Chief Justice Susan Christensen

(Des Moines) -- Like everything else, Iowa's judicial system was forced to adapt when COVID-19 shut the system down last March.

Chief Justice Susan Christensen of Harlan recapped the system's response to the continuing coronavirus pandemic during the annual Condition of the Judiciary Speech in the Iowa Legislature Wednesday morning. It was Christensen's first such speech in the position, having been selected for another two-year term last Friday. Christensen says the state's court system has been "turned on its head" because of COVID-19 for more than a year.

"We can't just shut our doors and say, 'see you when it gets better,'" said Christensen. "It's not like people have a choice to do business with us. We tend to do something called 'subpoena' or 'summons.' We don't have the luxury of sending out an invitation with an RSVP."

After trials and other in-person business in courthouses around the state were shut down due to COVID-related restrictions, Christensen says the judiciary system took steps to provide public access to legal services. The first step was going virtual.

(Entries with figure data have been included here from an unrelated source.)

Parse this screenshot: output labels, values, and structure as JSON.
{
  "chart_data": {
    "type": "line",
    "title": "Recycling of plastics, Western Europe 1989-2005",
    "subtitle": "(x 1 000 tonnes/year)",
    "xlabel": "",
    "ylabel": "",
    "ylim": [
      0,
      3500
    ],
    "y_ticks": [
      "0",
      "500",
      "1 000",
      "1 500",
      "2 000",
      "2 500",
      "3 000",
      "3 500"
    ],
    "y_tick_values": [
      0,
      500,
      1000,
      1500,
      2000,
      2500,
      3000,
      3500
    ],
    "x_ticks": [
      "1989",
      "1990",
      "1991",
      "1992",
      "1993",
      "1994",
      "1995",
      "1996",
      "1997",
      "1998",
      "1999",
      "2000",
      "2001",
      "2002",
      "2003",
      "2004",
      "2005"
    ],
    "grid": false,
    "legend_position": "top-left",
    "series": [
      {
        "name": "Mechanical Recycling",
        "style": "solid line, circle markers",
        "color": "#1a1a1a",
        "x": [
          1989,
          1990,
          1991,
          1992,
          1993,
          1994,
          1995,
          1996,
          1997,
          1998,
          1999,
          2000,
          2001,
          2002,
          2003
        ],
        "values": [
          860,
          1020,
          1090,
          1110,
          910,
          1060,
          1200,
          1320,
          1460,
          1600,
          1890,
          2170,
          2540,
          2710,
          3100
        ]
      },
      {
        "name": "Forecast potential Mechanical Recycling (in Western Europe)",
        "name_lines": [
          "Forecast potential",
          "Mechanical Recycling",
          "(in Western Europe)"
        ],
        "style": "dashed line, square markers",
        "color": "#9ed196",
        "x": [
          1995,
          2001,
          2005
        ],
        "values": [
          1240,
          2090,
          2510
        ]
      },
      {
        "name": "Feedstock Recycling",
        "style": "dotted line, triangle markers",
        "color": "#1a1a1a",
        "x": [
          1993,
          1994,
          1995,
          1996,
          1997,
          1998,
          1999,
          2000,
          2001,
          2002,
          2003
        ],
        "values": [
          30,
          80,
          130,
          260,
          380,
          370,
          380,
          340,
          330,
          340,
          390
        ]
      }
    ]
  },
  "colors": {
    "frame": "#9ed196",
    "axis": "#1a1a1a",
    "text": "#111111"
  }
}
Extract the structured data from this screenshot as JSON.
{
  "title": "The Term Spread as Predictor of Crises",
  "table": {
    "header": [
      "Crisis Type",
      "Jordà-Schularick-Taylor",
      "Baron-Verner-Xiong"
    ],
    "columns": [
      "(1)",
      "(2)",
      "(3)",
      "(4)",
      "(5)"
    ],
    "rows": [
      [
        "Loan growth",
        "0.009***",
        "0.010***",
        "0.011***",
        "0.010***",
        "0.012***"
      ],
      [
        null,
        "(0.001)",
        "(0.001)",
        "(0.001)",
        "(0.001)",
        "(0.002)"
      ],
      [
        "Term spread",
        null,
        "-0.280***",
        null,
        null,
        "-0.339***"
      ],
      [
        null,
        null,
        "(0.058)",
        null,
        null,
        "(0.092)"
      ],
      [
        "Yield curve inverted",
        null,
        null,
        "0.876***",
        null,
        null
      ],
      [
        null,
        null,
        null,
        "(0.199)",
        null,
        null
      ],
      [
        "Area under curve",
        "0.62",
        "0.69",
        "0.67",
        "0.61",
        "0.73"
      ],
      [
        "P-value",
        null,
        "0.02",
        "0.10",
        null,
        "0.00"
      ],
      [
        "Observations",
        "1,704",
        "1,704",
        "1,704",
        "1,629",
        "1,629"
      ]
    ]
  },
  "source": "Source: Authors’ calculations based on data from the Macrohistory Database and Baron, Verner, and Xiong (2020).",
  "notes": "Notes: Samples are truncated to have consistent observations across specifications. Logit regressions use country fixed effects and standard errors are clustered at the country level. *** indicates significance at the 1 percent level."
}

"Thank goodness our branch had the foresight about 15 years ago to plan and implement an electronic filing system--which allows us to be paperless," she said. "And thank goodness for you, our legislature, for making sure we had adequate funding, and maintaining that adequate funding, to keep our technological infrastructure."

Christensen says safety steps were taken in courtrooms across the state when so-called "pilot trials" resumed on September 14th.

"Masks have been required for entering the court-controlled spaces," said Christensen. "Seating for the litigants has been reduced to comply with the social distancing, and if that couldn't happen, we have used Plexiglas dividers. With these accommodations, what a courtroom looks like is you have a judge, court reporter, lawyers, their clients and a jury. Some courtrooms have a little of room for the public to sit, and socially distance. Others don't. In both of those situations, there's typically another room in the courthouse that has been set up for remote viewing for the public."

Another spike in COVID cases forced another shutdown in trial activity in November. Plans call for resuming trials February 6th. Christensen says the state's court system faced other challenges in 2020. She says the state's court workers and judges showed resiliency in providing services following the August 10th derecho. Then, there were the violent protests in late May-early June following the George Floyd murder in Minneapolis.

"As public servants, our task is as simple as it is solemn--to provide justice, without fear, favor or affection," she said. "Long ago, we recognize that justice doesn't just come out of our opinions. It also is addressed in our committees, our work groups, our commissions, our rules and our task forces. Over the past six years, the judicial branch has dedicated itself to implementing initiatives that are designed to identify and eliminate discriminatory behaviors--behaviors that may compound the disparities present in our system of justice as a whole."

Heading into 2021, Christensen says all court employees will receive training to eliminate illicit bias on matters concerning race, gender and other identified protected classes.